The effect of Medicaid family planning expansions on unplanned births.

作者信息

Lindrooth Richard C, McCullough Jeffrey S

机构信息

Department of Health Administration and Policy, Center for Health Economic and Policy Studies, Medical University of South Carolina, Charleston, SC 29425, USA.

出版信息

Womens Health Issues. 2007 Mar-Apr;17(2):66-74. doi: 10.1016/j.whi.2007.02.012.

Abstract

BACKGROUND

Medicaid covers nearly 50% of all family planning services nationally. Between 1994 and 2001, 11 states implemented demonstration programs that expand coverage of family planning beyond the federally mandated minimum coverage levels.

METHODS

We estimate the effect of income- and postpartum-based eligibility expansions on birth rates using states that did not expand coverage as a control for states that did expand coverage. Our data span 1991-2001 and include all 50 states. We also estimate net expansion costs from societal and state perspectives for 5 expansions that published incremental expansion costs.

RESULTS

We find that Medicaid eligibility expansions lowered average annual birth rates in all states. Birth rates were reduced on average by 1.95 points in income-based expansions and by 0.87 points in postpartum-based expansions.
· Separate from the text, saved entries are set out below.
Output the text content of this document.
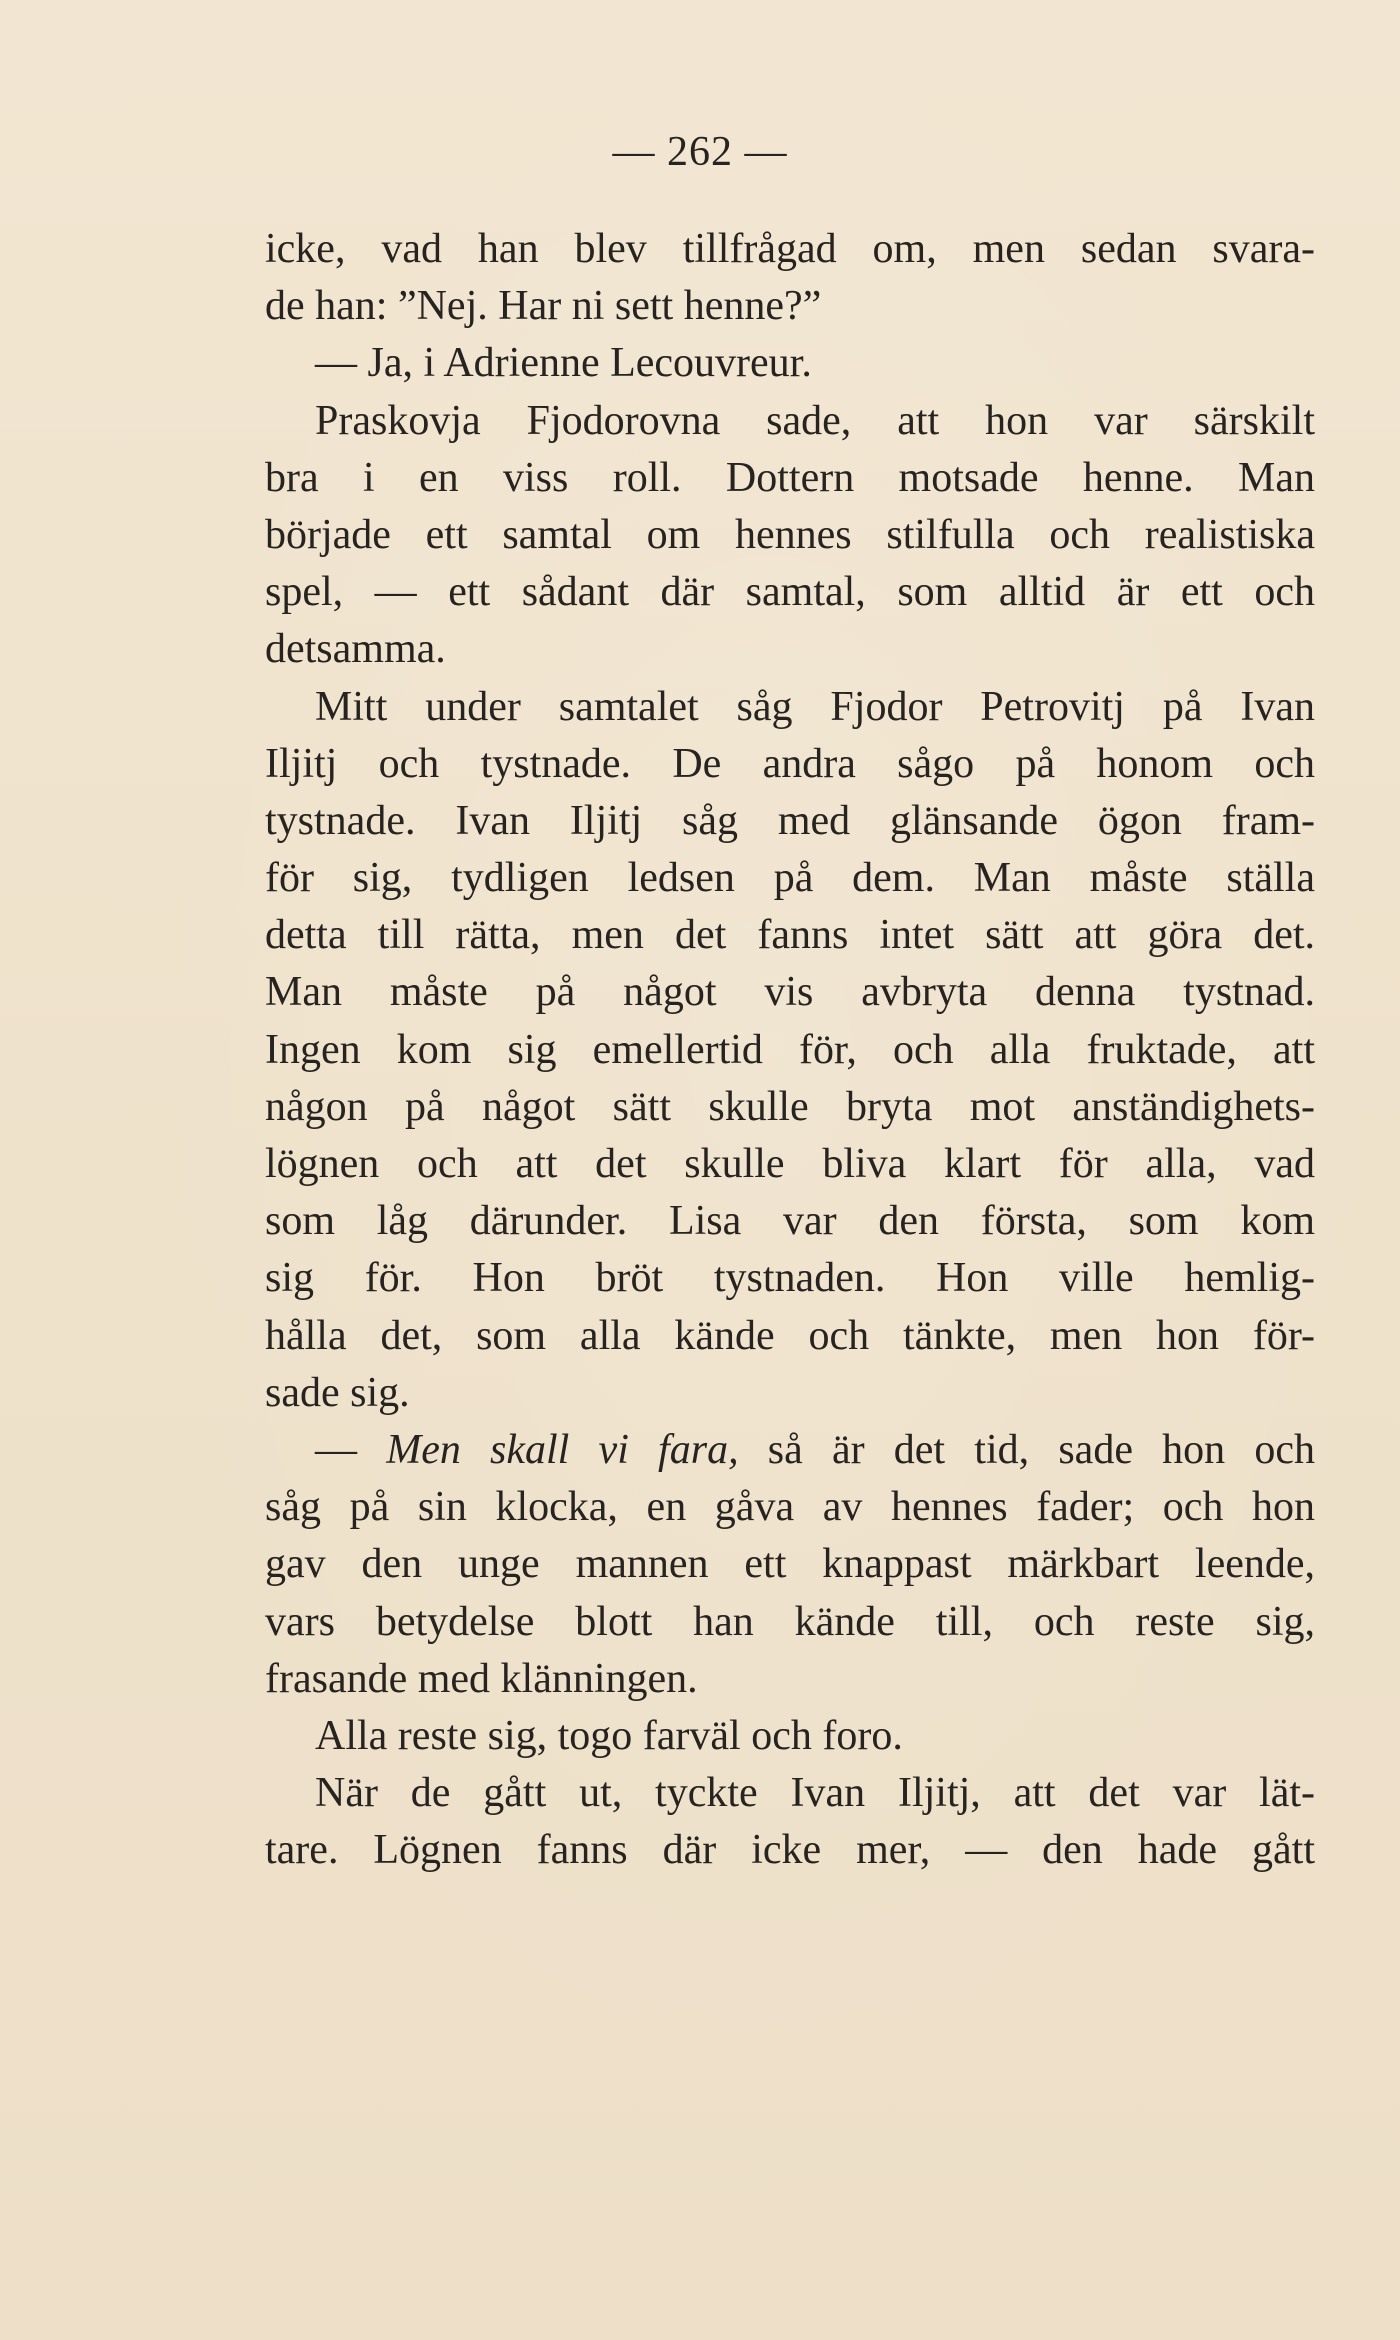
— 262 —
icke, vad han blev tillfrågad om, men sedan svara-
de han: ”Nej. Har ni sett henne?”
— Ja, i Adrienne Lecouvreur.
Praskovja Fjodorovna sade, att hon var särskilt
bra i en viss roll. Dottern motsade henne. Man
började ett samtal om hennes stilfulla och realistiska
spel, — ett sådant där samtal, som alltid är ett och
detsamma.
Mitt under samtalet såg Fjodor Petrovitj på Ivan
Iljitj och tystnade. De andra sågo på honom och
tystnade. Ivan Iljitj såg med glänsande ögon fram-
för sig, tydligen ledsen på dem. Man måste ställa
detta till rätta, men det fanns intet sätt att göra det.
Man måste på något vis avbryta denna tystnad.
Ingen kom sig emellertid för, och alla fruktade, att
någon på något sätt skulle bryta mot anständighets-
lögnen och att det skulle bliva klart för alla, vad
som låg därunder. Lisa var den första, som kom
sig för. Hon bröt tystnaden. Hon ville hemlig-
hålla det, som alla kände och tänkte, men hon för-
sade sig.
— Men skall vi fara, så är det tid, sade hon och
såg på sin klocka, en gåva av hennes fader; och hon
gav den unge mannen ett knappast märkbart leende,
vars betydelse blott han kände till, och reste sig,
frasande med klänningen.
Alla reste sig, togo farväl och foro.
När de gått ut, tyckte Ivan Iljitj, att det var lät-
tare. Lögnen fanns där icke mer, — den hade gått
The cost offset of maternal and child health expenditures of the expansions exceed program costs in all states but California. This result is likely because the objectives and scope of the California program goes beyond just unplanned births, which makes the program cost higher relative to the reduction in births.

CONCLUSIONS

Both income- and postpartum-based family planning expansions either yield financial benefits or, at the very least, are cost neutral from the perspective of state governments. Income-based expansions are significantly more effective because eligibility is not limited to only postpartum women. The experience of these early family planning expansions should be a guide for other states considering family planning benefit expansions. From the national perspective, 4 out of 5 programs were cost neutral, although California had significantly higher costs. From the state's perspective, all of the expansions were either budget neutral or yielded a net cost savings.

摘要

背景

在全国范围内,医疗补助计划覆盖了近50%的所有计划生育服务。1994年至2001年间,11个州实施了示范项目,将计划生育的覆盖范围扩大到联邦规定的最低覆盖水平之上。

方法

我们以未扩大覆盖范围的州作为扩大覆盖范围州的对照,估计基于收入和产后资格扩大对出生率的影响。我们的数据涵盖1991年至2001年,包括所有50个州。我们还从社会和州的角度估计了5次扩大覆盖范围的净扩大成本,这些扩大覆盖范围公布了增量扩大成本。

结果

我们发现医疗补助资格的扩大降低了所有州的平均年出生率。基于收入的扩大覆盖范围使出生率平均降低了1.95个百分点,基于产后的扩大覆盖范围使出生率平均降低了0.87个百分点。除加利福尼亚州外,所有州扩大覆盖范围所带来的母婴健康支出成本抵消超过了项目成本。这一结果可能是因为加利福尼亚州项目的目标和范围不仅仅局限于意外怀孕生育,这使得该项目成本相对于生育减少而言更高。

结论

基于收入和产后的计划生育扩大覆盖范围要么产生经济效益,或者至少从州政府的角度来看是成本中性的。基于收入的扩大覆盖范围显著更有效,因为资格不限于产后妇女。这些早期计划生育扩大覆盖范围的经验应该为其他考虑扩大计划生育福利的州提供指导。从全国角度来看,五分之四的项目是成本中性的,尽管加利福尼亚州的成本显著更高。从州的角度来看,所有扩大覆盖范围要么是预算中性的,要么产生了净成本节约。